EDITORIAL 824

“Sou idoso, mas não idiota!”

Carlos San Juan, com quase 80 anos, residente em Valência, Espanha, lançou uma petição com o título “Sou idoso, mas não idiota”, porque se fartou da forma como o seu banco o tratava.  Os acessos aos serviços do banco dependem cada vez mais de meios digitais, recorrendo à Internet, fazendo com que muitos idosos tenham dificuldade e percam autonomia quando precisam de tratar alguma coisa com o banco.

Sempre que Carlos San Juan necessitava de ajuda, a resposta do outro lado era um verdadeiro atestado de incapacidade por velhice: “venha com um familiar que será mais rápido”, ou “peça ajuda aos seus filhos”, ou ainda “se vem ao balcão pode apanhar o vírus, é melhor não vir”. Pensou no assunto e ficou incomodado: ”se por vezes tenho dificuldade, o que será de muitos idosos que ainda têm menos agilidade do que eu para trabalhar com a internet?”  Perante esta situação, resolveu agir.

Utilizando os meios digitais, demonstrando que as dificuldades no acesso a serviço bancários pela internet não acontece apenas a pessoas com baixa literacia, lançou uma petição exigindo à banca respeito pelos mais idosos. Três semanas após o lançamento, a petição tornou-se viral e ultrapassou largamente as 600 mil subscrições.

Os problemas que Carlos San Juan apontava na petição eram variados: com os bancos virados para a digitalização e para a redução de pessoal, quem precisa de atendimento presencial por não saber usar estas ferramentas acaba por se sentir excluído, seja por os horários de atendimento serem curtos ou por haver cada vez menos balcões abertos e normalmente com menos pessoal disponível para atendimento. Mesmo quando o atendimento presencial existe, apontava San Juan, há falta de “humanidade” e de paciência com os mais velhos.

“O que peço é respeito. Se os bancos ganham milhares de milhões e, quando as coisas correm mal, são os nossos impostos que pagam, creio que não lhes custaria assim tanto ter uma atenção pessoal connosco”, disse o impulsionador da petição. O apoio gerado em torno desta iniciativa evidenciou que existe uma parte da sociedade que está a ser deixada de lado pelos bancos, apesar do desejo de captarem as suas pequenas poupanças.

“Por favor, assinem para pedir que os bancos atendam as pessoas mais velhas sem obstáculos tecnológicos e com mais paciência e humanidade.

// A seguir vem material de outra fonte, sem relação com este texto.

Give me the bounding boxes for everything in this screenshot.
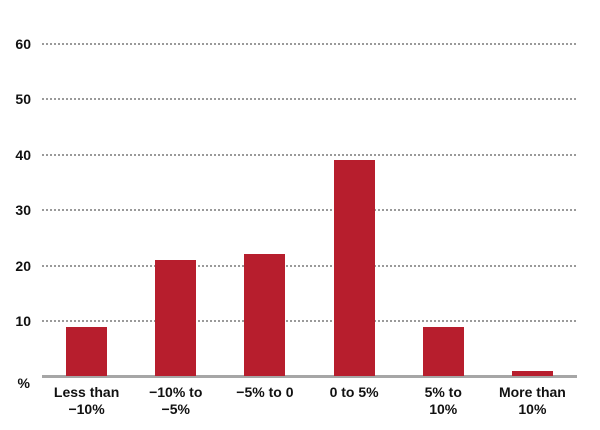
x-axis-line — [42, 375, 577, 378]
x-category-label-3: 0 to 5% — [329, 384, 379, 400]
y-tick-label-60: 60 — [15, 35, 31, 52]
x-category-label-5: More than 10% — [498, 384, 566, 417]
bar-2 — [244, 254, 286, 377]
y-axis-unit-label: % — [17, 375, 30, 391]
gridline-60 — [42, 42, 577, 45]
x-category-label-1: −10% to −5% — [149, 384, 203, 417]
gridline-20 — [42, 264, 577, 267]
bar-4 — [422, 326, 464, 377]
y-tick-label-50: 50 — [15, 91, 31, 107]
bar-1 — [155, 259, 197, 377]
bar-3 — [333, 160, 375, 377]
gridline-10 — [42, 320, 577, 322]
x-category-label-4: 5% to 10% — [424, 384, 462, 417]
bar-0 — [66, 326, 108, 377]
gridline-30 — [42, 209, 577, 211]
y-tick-label-20: 20 — [15, 257, 31, 274]
gridline-40 — [42, 153, 577, 156]
x-category-label-2: −5% to 0 — [236, 384, 294, 400]
y-tick-label-40: 40 — [15, 146, 31, 163]
y-tick-label-10: 10 — [15, 313, 31, 329]
x-category-label-0: Less than −10% — [53, 384, 120, 417]
bar-5 — [511, 370, 553, 377]
y-tick-label-30: 30 — [15, 202, 31, 218]
gridline-50 — [42, 98, 577, 100]
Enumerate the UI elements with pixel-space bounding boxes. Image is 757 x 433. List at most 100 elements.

E mantenham balcões onde possamos ser atendidos por alguém… que nem tudo seja feito na internet”.

O Governo espanhol sentiu-se obrigado a intervir e a negociar com os bancos uma série de medidas para responder às preocupações manifestadas pela petição e às queixas das pessoas que “estão sozinhas e não têm ninguém que as ajude” e que querem continuar a ser “o mais independentes possível”, mas sentem o dia a dia dificultado pela obrigação de usar ferramentas digitais que não dominam e pelos problemas de mobilidade.

Estes problemas também são sentidos por muitos portugueses, idosos e de grupos vulneráveis. A situação tem sido denunciada pela Deco, mas é reconhecida apenas timidamente pelo Banco de Portugal. Em Espanha a mobilização cidadã resultou. Resta agora saber se as promessas de mudança e de maior atenção às pessoas de mais idade serão cumpridas.